Não havia ninguém letrado que pudesse ignorar o jeito de Kundera, essa elegância com que duvidava dos amores, a crítica feroz ao comunismo, a ligeiramente filosofante forma de esperar por consequências quando, na verdade, a trama dos seus livros era desimportante. Ler os seus livros era escutar uma certa conversa consigo mesmo, e criava a impressão de se escutar um homem que tanto queria confiar numa mulher quanto claudicava pela beleza e inteligência de todas as outras. Era o que sempre debatíamos entre os amigos leitores, que o seu narrador tinha tanto de eloquente na hora de definir o amor quanto tinha de falho na hora de o cumprir. Era uma espécie de narrador no divã a justificar-se, com certa lata, de ser infiel. Começava por não se ser fiel a si mesmo.

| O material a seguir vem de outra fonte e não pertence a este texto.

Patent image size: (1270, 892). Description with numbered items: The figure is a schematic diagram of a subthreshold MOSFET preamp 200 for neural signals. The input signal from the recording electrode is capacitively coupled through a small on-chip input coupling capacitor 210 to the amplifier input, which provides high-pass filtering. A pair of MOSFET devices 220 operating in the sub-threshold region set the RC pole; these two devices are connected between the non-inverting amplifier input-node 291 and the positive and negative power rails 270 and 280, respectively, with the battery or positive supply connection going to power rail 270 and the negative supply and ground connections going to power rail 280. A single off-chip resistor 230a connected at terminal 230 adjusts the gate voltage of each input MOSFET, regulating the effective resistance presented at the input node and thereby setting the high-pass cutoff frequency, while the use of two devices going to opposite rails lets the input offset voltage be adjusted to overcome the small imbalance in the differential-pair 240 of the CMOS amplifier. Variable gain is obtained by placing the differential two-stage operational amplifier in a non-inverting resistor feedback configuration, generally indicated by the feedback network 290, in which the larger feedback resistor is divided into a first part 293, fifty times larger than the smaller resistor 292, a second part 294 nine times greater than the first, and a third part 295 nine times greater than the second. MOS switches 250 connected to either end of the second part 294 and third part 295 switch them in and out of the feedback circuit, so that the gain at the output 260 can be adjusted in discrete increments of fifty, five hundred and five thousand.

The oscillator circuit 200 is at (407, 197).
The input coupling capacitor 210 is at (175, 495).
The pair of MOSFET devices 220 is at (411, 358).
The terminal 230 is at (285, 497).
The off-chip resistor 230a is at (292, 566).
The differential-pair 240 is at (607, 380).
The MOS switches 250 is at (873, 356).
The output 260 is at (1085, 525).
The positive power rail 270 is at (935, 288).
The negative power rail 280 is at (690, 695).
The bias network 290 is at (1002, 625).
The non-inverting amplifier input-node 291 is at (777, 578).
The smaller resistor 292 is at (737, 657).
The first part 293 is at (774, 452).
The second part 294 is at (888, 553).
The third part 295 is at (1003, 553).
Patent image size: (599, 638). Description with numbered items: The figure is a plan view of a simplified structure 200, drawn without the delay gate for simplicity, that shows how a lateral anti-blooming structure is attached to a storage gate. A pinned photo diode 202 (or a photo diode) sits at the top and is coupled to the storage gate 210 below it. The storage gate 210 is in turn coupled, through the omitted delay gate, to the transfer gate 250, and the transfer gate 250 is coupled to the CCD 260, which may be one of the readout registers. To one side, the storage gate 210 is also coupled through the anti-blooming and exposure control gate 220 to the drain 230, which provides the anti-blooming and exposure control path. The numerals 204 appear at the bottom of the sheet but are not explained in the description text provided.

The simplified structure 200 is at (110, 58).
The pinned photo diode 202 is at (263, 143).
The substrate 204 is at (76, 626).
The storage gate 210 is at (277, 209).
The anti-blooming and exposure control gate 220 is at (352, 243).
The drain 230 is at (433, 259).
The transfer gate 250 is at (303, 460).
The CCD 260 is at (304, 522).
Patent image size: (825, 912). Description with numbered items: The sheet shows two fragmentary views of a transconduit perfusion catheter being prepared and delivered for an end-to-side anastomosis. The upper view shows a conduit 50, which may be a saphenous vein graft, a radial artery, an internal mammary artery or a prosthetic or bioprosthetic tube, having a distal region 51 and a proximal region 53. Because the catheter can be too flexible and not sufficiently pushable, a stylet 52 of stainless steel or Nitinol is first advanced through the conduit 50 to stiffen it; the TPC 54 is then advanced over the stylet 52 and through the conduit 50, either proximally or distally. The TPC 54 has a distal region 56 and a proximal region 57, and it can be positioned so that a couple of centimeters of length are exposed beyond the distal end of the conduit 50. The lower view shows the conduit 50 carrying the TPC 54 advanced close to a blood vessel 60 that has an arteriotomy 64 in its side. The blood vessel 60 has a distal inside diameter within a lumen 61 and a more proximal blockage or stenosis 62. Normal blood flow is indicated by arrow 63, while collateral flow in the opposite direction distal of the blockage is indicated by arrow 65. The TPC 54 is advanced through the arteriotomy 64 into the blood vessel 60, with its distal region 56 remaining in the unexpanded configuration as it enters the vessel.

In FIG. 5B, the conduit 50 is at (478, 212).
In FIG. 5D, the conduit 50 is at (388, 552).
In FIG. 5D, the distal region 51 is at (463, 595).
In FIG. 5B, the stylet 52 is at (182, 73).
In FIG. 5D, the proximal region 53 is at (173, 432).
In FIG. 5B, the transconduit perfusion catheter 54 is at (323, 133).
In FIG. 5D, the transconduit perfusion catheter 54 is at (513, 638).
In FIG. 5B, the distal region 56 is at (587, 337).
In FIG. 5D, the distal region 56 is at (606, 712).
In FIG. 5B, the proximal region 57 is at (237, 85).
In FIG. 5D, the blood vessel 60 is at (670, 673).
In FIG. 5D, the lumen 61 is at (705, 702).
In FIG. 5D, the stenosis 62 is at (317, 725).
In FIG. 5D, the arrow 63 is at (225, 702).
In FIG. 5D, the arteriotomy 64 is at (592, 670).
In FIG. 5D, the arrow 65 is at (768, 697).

Creio que Kundera influi muito na literatura dos anos de 1980, porque acabámos por encontrar outros sucessos que refazem o seu jeito reticente mas poliédrico, a coisa de mudar de voz, pensar pelo homem e pela mulher, narrar pelas mais diversas personagens e, sempre, revelar uma angustiada inconsequência de todas as investidas. Uma quase imprestabilidade da condição dos seres. Quando lemos “Um amor feliz”, de Mourão-Ferreira, encontrámos Kundera um pouco à portuguesa. Essa mesma figura perdida no amor em toda a parte, muitos amores ou, mais bem, muito desejo.

Talvez já viéssemos a definir este tipo de narrador que sucumbe ao desejo com a leitura de Duras, que passava pelas mãos dos leitores portugueses, à época, com força sagrada. E Duras já era toda sem atenção à trama, importava-lhe o corpo. Tudo parecia corpo, a sua exposição e uso, o sangue a ferver, o modo como o beijo ou o sexo aconteciam enquanto sismos. Para nós, miúdos a começar a ler, os livros pareciam dizer-nos que o futuro haveria de esboroar os enredos e deixar vir ao de cima sobretudo o irrepetível da meditação, permitindo aos leitores frequentar mais o abalo emotivo de alguém do que a trivial contingência do seu quotidiano. Parecia o fim das histórias e o estabelecimento do império do pensamento solto pela aprendizagem errática da vida.

Morreu Milan Kundera, um dos autores para quem mais a multidão pediu o Nobel. A alegria dos leitores, contudo, foi deixando de encontrar apoio na grande crítica. Kundera, importante, parece ter sido sobretudo mudador. Mais do que dominar a mudança, ela provocou-a. O futuro foi de outros. Mas o passado, em parte, será sempre brilhantemente seu.